The first approach uses the negative range in the search for storage. In this approach users must append an additional row to the Elevation Volume Table and define a negative storage value. This approach is quite effective for convergence purposes and also gives valuable information if the solution ends up being in the negative range. If the storage solution is negative, RiverWare notifies users that the outflow is too great to be physically possible. For diagnostics purposes, this method also provides users with a measure of exactly how short the storage is.

If users do not want to specify negative storage values and do not want to allow negative storage values in the solution, a second approach to convergence is employed. When users do not append the Elevation Volume Table with a negative storage value RiverWare does not allow the search algorithm to go into the negative range. Instead, the algorithm uses storage = 0 whenever it is in the negative storage range. If the outflow is really too great to be physically possible, then the algorithm will keep iterating until it reaches maximum iterations. If this happens, then RiverWare does a final mass balance check at the storage = 0 point and informs the user that the outflow is too great and the run stops.

Minimum Pool Elevation Warning

A warning was created on the Slope Power Reservoir to warn the user if the Pool Elevation slot was set to a value that is below the minimum pool elevation. If the dispatch method determines a pool elevation that is less than the minimum, the slot is first set to this value and then the warning is issued.

Max Release Warning

Within the Storage Reservoir, if an input Release value is greater than Max Release, a warning message is generated. The warning, “Input Release is greater than Max Release,” does not abort the run, however, users should check that input values are correct.
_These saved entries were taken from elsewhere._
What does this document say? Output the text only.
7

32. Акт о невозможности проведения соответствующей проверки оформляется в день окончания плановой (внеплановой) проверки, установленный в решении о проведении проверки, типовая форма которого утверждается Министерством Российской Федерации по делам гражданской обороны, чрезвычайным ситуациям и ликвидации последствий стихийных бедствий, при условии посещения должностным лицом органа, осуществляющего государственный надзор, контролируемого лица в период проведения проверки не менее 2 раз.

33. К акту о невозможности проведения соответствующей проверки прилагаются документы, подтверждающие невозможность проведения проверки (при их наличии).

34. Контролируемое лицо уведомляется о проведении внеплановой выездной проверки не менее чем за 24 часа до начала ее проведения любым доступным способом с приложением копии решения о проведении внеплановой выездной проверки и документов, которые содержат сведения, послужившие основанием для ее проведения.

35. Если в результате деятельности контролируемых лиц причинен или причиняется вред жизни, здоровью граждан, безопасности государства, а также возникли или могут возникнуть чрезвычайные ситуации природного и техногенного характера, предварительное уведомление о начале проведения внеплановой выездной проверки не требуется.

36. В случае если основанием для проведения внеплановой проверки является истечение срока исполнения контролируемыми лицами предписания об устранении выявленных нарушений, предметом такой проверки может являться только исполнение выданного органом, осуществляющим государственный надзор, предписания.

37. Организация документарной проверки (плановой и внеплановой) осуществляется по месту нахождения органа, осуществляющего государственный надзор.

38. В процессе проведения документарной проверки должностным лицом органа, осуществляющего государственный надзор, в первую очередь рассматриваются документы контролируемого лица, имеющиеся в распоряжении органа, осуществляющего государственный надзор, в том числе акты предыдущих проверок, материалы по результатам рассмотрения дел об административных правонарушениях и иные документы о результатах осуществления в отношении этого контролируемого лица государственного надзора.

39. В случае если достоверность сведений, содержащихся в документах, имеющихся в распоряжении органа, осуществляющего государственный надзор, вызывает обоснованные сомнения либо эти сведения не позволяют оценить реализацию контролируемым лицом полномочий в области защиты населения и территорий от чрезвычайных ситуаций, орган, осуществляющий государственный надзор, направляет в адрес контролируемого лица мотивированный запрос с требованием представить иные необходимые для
Known Inflow Slot Changed to Hydrologic Inflow

The Known Inflow slot name was changed to Hydrologic Inflow to better reflect the true content of the slot. Existing models that use the Known Inflow slot will be automatically updated to the Hydrologic Inflow slot the first time the model is saved.

Control Point Object

Regulation Discharge Category

A new method category called Regulation Discharge was added to the Control Point object. The methods in this category model the Southwest Division Army Corps of Engineers’ algorithms for calculating the maximum amount of flow that is allowed in the channel and the empty space available at the control point based on the state of the system. These methods are executed prior to flood control methods that can utilize the empty channel space. At the selection of any regulation discharge method, a method category for both Sag Operation and Regulation Recession appear. Selecting methods in these categories model additional algorithms that can alter the regulation discharge results. The regulation discharge methods are still in the testing phase and should not be used by anyone except the Army Corps of Engineers. However, they are designed to be generic so in the future they can be used by anyone who needs to model regulation discharge.

Known Inflow Slot Changed to Deterministic Local Inflow

The Known Inflow slot name was changed to Deterministic Local Inflow to better reflect the true content of the slot. Existing models that use the Known Inflow slot will be automatically updated to the Deterministic Local Inflow slot the first time the model is saved.